On aura donc vite compris que Castle of Illusions s’éloigne de ses origines, pour encore mieux s’en inspirer. Pourtant s’il y a bien des choses qui ne changent pas foncièrement, c’est la simplicité et l’accessibilité de son gameplay. Notre petite souris saute et lance des pommes contre ses adversaires, rien de plus et rien de moins, comme au bon vieux temps et ce n’est pas pour nous déplaire. Mickey est toujours aussi agile et se mouvoit toujours avec autant d’aisance à travers les obstacles. Comme son épisode original il faut s’attendre à un jeu de plates-formes très classique, mais qui profite toujours d’une belle mise en scène, notamment mis en valeur par une réalisation forcément plus poussée qu’à l’époque. Le seul point qui pourra un peu déconcerter nos habitudes, c’est les sauts de Mickey qui sont handicapés par un léger flottement du personnage. Rien de dramatique puisqu’on s’y habitue assez vite et cela ne nous pénalise par véritablement. Le souci s’efface de lui-même au bout de quelques minutes, pour ne finalement réapparaitre que durant les phases de saut qui demandent un peu d’attention.
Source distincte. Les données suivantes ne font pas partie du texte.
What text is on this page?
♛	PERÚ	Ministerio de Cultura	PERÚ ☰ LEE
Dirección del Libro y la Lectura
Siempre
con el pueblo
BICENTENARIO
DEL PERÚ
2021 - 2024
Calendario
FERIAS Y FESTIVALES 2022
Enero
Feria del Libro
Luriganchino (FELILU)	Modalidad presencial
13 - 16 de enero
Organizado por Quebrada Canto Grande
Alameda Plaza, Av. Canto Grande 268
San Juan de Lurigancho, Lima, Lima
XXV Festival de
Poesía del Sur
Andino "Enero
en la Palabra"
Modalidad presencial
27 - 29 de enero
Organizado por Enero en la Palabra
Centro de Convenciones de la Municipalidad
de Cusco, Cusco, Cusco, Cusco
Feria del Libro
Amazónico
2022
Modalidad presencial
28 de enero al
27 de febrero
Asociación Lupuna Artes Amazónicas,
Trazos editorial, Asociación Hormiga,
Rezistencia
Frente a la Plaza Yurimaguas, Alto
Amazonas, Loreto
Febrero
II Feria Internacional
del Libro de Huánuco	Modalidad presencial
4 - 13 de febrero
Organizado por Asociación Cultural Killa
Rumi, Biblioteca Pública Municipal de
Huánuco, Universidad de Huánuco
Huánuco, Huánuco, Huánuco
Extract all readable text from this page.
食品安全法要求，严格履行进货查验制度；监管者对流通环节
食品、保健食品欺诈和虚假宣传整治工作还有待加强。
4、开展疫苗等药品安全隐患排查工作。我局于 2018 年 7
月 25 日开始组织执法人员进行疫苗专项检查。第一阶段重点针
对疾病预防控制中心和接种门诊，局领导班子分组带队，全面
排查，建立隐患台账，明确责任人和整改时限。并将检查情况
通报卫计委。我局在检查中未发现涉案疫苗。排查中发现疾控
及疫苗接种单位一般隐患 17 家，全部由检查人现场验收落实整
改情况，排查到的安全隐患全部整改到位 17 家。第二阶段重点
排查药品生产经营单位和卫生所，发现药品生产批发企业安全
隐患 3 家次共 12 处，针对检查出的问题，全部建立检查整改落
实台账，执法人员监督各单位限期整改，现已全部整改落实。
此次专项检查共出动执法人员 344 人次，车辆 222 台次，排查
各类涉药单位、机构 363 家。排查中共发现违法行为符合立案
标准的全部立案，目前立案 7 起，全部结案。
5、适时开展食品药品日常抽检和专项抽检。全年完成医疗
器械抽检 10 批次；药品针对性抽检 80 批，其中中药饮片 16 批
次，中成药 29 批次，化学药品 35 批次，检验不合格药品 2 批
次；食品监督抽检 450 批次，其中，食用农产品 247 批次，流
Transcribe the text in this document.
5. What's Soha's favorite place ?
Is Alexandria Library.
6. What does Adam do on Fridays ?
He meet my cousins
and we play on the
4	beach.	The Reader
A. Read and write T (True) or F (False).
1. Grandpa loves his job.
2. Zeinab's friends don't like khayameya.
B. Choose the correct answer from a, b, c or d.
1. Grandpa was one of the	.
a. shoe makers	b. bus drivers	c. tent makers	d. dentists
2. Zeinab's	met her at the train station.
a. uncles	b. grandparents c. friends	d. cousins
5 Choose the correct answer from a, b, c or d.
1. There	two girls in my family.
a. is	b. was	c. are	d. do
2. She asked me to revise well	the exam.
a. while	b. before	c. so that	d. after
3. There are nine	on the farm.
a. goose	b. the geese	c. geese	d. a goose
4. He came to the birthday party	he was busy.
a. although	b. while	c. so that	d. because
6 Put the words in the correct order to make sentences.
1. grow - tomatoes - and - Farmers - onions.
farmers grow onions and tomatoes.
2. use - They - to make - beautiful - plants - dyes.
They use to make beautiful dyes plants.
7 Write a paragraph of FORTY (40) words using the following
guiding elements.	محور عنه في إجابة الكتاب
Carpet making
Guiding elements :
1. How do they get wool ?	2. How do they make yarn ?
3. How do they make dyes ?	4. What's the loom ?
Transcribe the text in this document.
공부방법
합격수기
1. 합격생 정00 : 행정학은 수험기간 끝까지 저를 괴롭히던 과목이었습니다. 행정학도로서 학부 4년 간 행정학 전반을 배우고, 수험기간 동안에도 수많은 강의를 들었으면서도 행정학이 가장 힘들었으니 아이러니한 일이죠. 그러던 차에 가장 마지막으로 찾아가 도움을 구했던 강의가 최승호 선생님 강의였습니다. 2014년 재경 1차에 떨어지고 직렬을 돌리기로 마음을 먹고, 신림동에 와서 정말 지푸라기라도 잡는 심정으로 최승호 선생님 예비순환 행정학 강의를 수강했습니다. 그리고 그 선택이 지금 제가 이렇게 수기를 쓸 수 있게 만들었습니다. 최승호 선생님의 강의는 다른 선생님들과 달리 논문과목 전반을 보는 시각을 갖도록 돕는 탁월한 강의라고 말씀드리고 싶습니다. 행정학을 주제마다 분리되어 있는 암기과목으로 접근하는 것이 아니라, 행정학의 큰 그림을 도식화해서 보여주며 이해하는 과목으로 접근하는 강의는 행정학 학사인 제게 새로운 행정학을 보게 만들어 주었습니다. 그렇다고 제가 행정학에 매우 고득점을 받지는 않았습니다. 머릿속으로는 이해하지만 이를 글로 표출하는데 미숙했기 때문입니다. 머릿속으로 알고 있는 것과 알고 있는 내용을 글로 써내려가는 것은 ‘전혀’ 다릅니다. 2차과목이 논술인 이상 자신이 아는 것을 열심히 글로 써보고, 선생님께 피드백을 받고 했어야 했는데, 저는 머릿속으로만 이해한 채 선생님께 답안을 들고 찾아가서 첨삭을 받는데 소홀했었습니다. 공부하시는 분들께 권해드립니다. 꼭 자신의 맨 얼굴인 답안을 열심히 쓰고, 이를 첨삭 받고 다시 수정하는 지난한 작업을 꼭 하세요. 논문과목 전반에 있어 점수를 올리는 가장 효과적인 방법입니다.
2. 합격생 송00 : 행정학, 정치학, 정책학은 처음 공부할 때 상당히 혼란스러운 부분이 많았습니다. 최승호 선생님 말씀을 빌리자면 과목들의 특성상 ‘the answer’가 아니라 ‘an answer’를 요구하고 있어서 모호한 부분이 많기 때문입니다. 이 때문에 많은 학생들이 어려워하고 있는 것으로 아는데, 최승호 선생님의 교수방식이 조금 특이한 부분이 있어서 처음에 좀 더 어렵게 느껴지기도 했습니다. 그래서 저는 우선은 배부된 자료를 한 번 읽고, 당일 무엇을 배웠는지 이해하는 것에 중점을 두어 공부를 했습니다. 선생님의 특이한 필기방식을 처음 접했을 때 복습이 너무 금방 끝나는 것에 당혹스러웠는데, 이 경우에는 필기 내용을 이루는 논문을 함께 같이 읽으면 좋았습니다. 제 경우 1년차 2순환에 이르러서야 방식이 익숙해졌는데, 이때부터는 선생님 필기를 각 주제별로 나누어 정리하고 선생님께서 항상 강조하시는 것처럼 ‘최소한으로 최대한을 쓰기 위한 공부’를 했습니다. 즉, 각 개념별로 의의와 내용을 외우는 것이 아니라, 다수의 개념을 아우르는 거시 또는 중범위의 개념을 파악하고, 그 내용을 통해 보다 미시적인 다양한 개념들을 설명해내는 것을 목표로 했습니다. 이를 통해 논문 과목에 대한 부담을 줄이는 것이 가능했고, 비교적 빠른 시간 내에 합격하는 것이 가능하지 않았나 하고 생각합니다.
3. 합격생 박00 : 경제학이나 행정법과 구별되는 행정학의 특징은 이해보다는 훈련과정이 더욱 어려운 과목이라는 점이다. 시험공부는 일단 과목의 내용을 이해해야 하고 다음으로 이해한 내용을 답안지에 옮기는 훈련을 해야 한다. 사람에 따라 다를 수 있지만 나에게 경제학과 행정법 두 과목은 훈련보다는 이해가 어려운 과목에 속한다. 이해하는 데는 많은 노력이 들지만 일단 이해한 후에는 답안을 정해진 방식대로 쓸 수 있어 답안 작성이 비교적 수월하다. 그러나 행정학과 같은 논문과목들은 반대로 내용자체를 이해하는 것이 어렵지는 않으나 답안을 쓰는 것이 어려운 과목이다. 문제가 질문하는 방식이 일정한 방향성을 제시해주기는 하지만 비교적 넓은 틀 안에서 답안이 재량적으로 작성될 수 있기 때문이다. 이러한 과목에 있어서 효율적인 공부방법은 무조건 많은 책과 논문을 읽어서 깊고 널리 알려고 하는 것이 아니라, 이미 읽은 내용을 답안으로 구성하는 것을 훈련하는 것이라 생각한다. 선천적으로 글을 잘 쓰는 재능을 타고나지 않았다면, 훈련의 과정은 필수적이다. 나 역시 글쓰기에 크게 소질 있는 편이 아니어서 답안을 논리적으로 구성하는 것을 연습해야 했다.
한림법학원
Malgré tous les éloges qu’on pourra faire à Castle of Illusions starring Mickey Mouse, le gros point noir dont-on ne peut pas faire abstraction, c’est résolument sa très faible durée de vie. Même si bien plus long que l’épisode original, il faudra seulement un point moins de deux petites heures pour en voir le bout. Pas vraiment le temps nécessaire pour pleinement profiter de l’aventure, même si on peut toujours se jeter sur les quelques rares bonus à récolter dans les niveaux. De quoi gagner quelques illustrations, des statues des boss ou plus intéressant, des costumes pour notre souris en culotte. De quoi doubler un peu le temps qu’on mettra dans la découverte du jeu, même si on aurait forcément aimé en avoir un peu plus. Les nostalgiques pourront tout de même se réconforter, à l’écoute des musiques originales qui ont été intégré au jeu. Les nouvelles mélodies sont pourtant très bonnes dans l’ensemble et tout aussi féérique, mais on finira immanquablement par passer par le menu des options, avec la possibilité de switcher sur celles de la version MegaDrive qu’on écoutera avec grand plaisir durant nos parties.

 

En conclusion

Sans être forcément le remake le plus attendu, ce Castle of illusion réussi tout de même à se renouveler,  en s’appropriant et s’inspirant avec brio de ce qui avait déjà été réalisé sur sa mouture d’origine. Même si le jeu souffre d’une durée de vie un peu faiblarde, il faudra se contenter de son superbe enrobage et sa réalisation en 3D, qui arrivera certainement à séduire les joueurs de la première heure. Un jeu agréable à parcourir le temps d’en faire le tour, tout en étant une belle mise en bouche pour redécouvrir ce classique du jeu vidéo.